Zaznaczmy, że Kacper Maciaś w polskiej ekstralidze występuje od dwóch lat. W tym czasie rozegrał 103 spotkania, notując 13 punktów za 3 bramki i 10 asyst. Na ławce kar spędził 26 minut, a w klasyfikacji plus/minus wypadł na +19. Wcześniej występował głównie za naszą południową granicą w juniorskich ekipach z Czech.

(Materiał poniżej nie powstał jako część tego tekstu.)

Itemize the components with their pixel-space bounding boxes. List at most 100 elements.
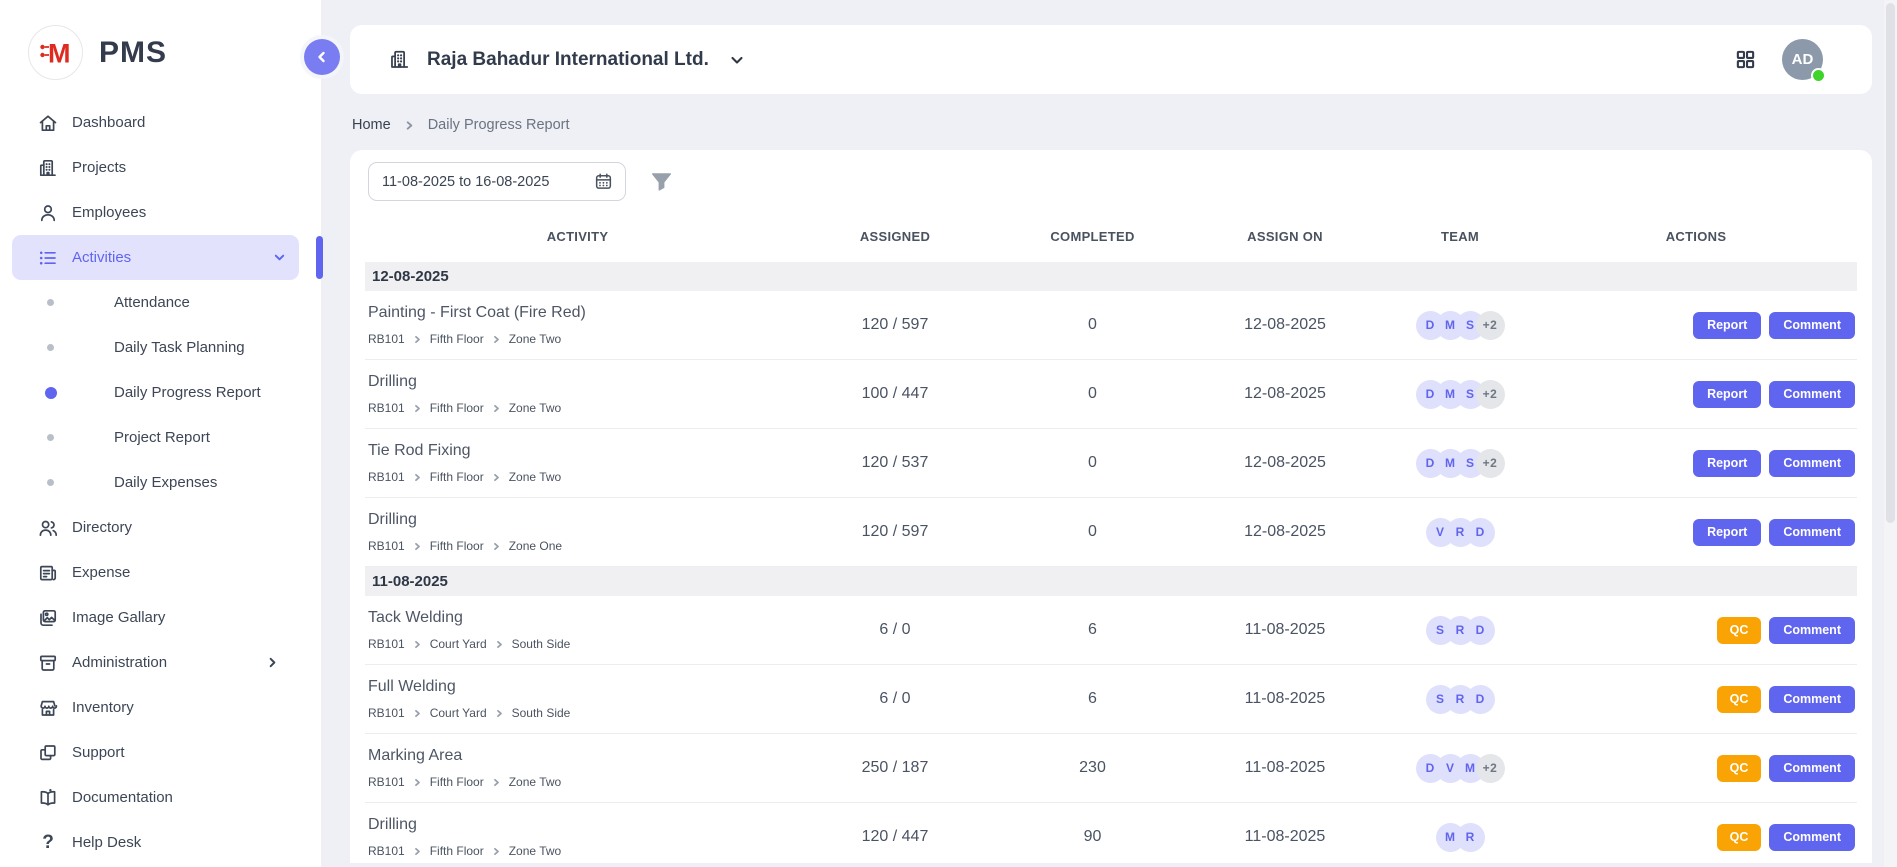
sidebar-subitem-label: Project Report xyxy=(114,429,210,446)
path-segment: Zone Two xyxy=(508,844,562,858)
sidebar-item-help-desk[interactable]: ? Help Desk xyxy=(12,820,299,865)
sidebar-item-activities[interactable]: Activities xyxy=(12,235,323,280)
bullet-icon xyxy=(47,479,54,486)
sidebar-item-image-gallary[interactable]: Image Gallary xyxy=(12,595,299,640)
home-icon xyxy=(37,112,59,134)
path-segment: RB101 xyxy=(368,706,405,720)
report-button[interactable]: Report xyxy=(1693,518,1762,546)
qc-button[interactable]: QC xyxy=(1716,616,1762,644)
chevron-right-icon xyxy=(413,542,422,551)
assigned-cell: 120 / 447 xyxy=(861,828,929,845)
completed-cell: 230 xyxy=(1079,759,1106,776)
page-scrollbar[interactable] xyxy=(1884,0,1897,867)
sidebar-collapse-button[interactable] xyxy=(304,39,340,75)
path-segment: RB101 xyxy=(368,775,405,789)
team-extra-badge[interactable]: +2 xyxy=(1475,753,1505,783)
activity-cell: Tack Welding RB101 Court Yard South Side xyxy=(365,609,790,651)
chevron-down-icon xyxy=(729,52,745,68)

– Myślę, że na przestrzeni tych dwóch lat zaliczyłem wielki progres jeśli chodzi o umiejętności, podejmowanie decyzji, doświadczenie czy wiedzę taktyczną i jest to głównie zasługa sztabu szkoleniowego. Mam nadzieję, że trenerzy są zadowoleni z tej współpracy, tak jak i ja jestem. Zarówno trener Płachta, jak i trener Jarosz mają wielką wiedzę o hokeju, dają mi dużo wskazówek i często mnie poprawiają - wiadomo, jestem jeszcze młodym graczem i często nie mam takiej wiedzy jak starsi koledzy. Bardzo to doceniam i czuję, że trenerom zależy na tym żebym się rozwijał. Całe te dwa sezony oceniam bardzo pozytywnie i mam nadzieję, że dalej będzie jeszcze lepiej – stwierdził wychowanek Podhala Nowy Targ.
Przypomnijmy, że wszyscy zawodnicy GKS-u Katowice do sezonu przygotowują się indywidualnie, a razem trenują dopiero w sierpniu na lodzie. Nie inaczej jest w przypadku Kacpra, który przygotowuje się w swoim rodzinnym mieście.
– Aktualnie po najdłuższym sezonie jaki miałem w swojej karierze przygotowuję się tak jak wszyscy indywidualnie. W Nowym Targu mamy grupę chłopaków z różnych ekstraligowych klubów i już drugi sezon przygotowujemy się razem poprzez treningi siłowe, biegowe, które dodatkowo są uzupełnione innymi aktywnościami fizycznymi – przyznał reprezentant Polski.
Katowickiej ekipie w minionym sezonie jednak nie udało się podtrzymać mistrzowskiej serii i tym samym Kacper Maciaś swoją kolekcję medalową uzupełnił srebrnym medalem. Katem katowiczan okazała się oświęcimska Unia, która pokonała GieKSę 4:3.
– Oczywiście, że czegoś zabrakło. Kiedyś właśnie też podczas jednego wywiadu podkreślałem, że dobrze się prezentowaliśmy przez cały sezon, ale ostatecznie kończymy go z pustymi rękami. Najpierw przegrany Superpuchar, potem porażka w półfinale Pucharu Polski, potem czwarte miejsce w Pucharze Kontynentalnym i na sam koniec przegrany finał. Co prawda jest srebrny medal, ale nie o to walczyliśmy cały sezon. Z perspektywy czasu można śmiało stwierdzić, że w finale spotkały się po prostu dwie najlepsze drużyny polskiej ligi no i ta jedna bramka zadecydowała. Doceniamy ten srebrny medal, ale mimo wszystko czuć niedosyt – zakończył.